Pessimo Taddeo, che offriva, più di accenti buffi, quasi uno Sprechgesang. Bruno Taddia non ha alcuna sobrietà interpretativa, scambia la comicità per petulanza, e – non aiutato dalla regia di Borrelli – trasforma Taddeo in una macchietta da avanspettacolo, con un eccesso di mossette ferme ancora al Michel Serrault della Cage aux folles.
Non è un'Isabella seducente, quella di Teresa Iervolino, sebbene il ruolo le appartenga oramai da molti anni (il suo debutto nel mondo dell'opera avvenne proprio con l'Italiana al Ravenna Festival, e ha portato poi il personaggio a Palermo, a Nancy, a Beaune). La Iervolino ha un legato di buona scuola, una linea di canto che evita l'affondo nel registro grave; l'imprerssione è tuttavia che la voce sembri artificialmente inscurita, l'emissione all'indietro rende a volte il suono impercettibilmente ingolato. Avendo assistito all'ultima recita, resta il dubbio che abbia influito la stanchezza.

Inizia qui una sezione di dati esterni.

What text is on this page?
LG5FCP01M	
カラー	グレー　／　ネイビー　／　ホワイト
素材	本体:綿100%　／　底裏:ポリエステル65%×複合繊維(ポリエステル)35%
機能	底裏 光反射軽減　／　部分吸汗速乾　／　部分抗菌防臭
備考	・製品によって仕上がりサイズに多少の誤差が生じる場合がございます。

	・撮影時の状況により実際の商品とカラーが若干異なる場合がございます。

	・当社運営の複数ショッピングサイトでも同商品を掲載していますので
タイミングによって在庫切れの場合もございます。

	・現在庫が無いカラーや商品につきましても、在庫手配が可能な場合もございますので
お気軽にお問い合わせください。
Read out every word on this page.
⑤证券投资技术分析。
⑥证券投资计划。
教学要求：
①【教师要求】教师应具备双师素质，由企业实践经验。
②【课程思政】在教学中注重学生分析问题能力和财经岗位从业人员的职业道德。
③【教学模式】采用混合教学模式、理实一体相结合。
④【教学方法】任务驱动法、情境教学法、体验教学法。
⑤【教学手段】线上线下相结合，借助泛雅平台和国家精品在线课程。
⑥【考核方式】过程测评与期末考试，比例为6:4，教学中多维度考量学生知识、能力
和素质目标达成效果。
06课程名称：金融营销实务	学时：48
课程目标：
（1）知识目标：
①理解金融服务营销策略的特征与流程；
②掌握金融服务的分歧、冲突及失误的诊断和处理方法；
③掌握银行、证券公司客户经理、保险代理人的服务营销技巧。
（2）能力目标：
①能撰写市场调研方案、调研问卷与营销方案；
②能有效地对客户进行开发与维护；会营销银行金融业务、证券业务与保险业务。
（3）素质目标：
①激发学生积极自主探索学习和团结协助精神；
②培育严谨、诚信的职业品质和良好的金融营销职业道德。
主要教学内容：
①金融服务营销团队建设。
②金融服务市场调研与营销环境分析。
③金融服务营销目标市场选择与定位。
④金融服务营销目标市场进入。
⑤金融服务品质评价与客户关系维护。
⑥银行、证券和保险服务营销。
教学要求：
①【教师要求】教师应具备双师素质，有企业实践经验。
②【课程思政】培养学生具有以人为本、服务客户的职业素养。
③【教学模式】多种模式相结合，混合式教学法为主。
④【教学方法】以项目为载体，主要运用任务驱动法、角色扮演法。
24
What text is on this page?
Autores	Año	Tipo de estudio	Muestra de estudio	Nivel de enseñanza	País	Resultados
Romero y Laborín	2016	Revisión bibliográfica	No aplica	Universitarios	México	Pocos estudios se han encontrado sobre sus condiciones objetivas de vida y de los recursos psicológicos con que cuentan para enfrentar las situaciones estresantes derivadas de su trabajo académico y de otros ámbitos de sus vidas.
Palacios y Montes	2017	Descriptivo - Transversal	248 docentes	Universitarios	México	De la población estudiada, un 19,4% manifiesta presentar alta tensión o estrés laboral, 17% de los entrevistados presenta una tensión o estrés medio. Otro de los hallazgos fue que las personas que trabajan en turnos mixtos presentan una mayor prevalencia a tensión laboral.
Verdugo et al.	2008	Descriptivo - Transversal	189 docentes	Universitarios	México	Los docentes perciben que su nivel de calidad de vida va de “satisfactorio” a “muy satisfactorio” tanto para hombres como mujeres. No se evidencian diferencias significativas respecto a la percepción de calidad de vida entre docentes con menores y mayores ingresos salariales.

Tre giovani cantanti sono affidati i ruoli minori di Haly, Elvira e Zulma; e sono a di rpoco egregi. Chiara Notarnicola (Elvira) svetta col suo registro acuto sicuro e luminoso; Alessandra Della Croce, nel piccolo ruolo di Zulma, ha modo di mostrare una piacevole disinvoltura scenica; ma soprattutto Alberto Petricca (Haly), nel suo 'Le femmine d'Italia', dà prova d'aver ben compreso come cantare questo repertorio.
Il coro, impeccabile, era preparato da Mirca Rosciani, qui al suo debutto cagliaritano.
Ultima recita, pubblico entusiasta. Rossini sopravvive a tutto.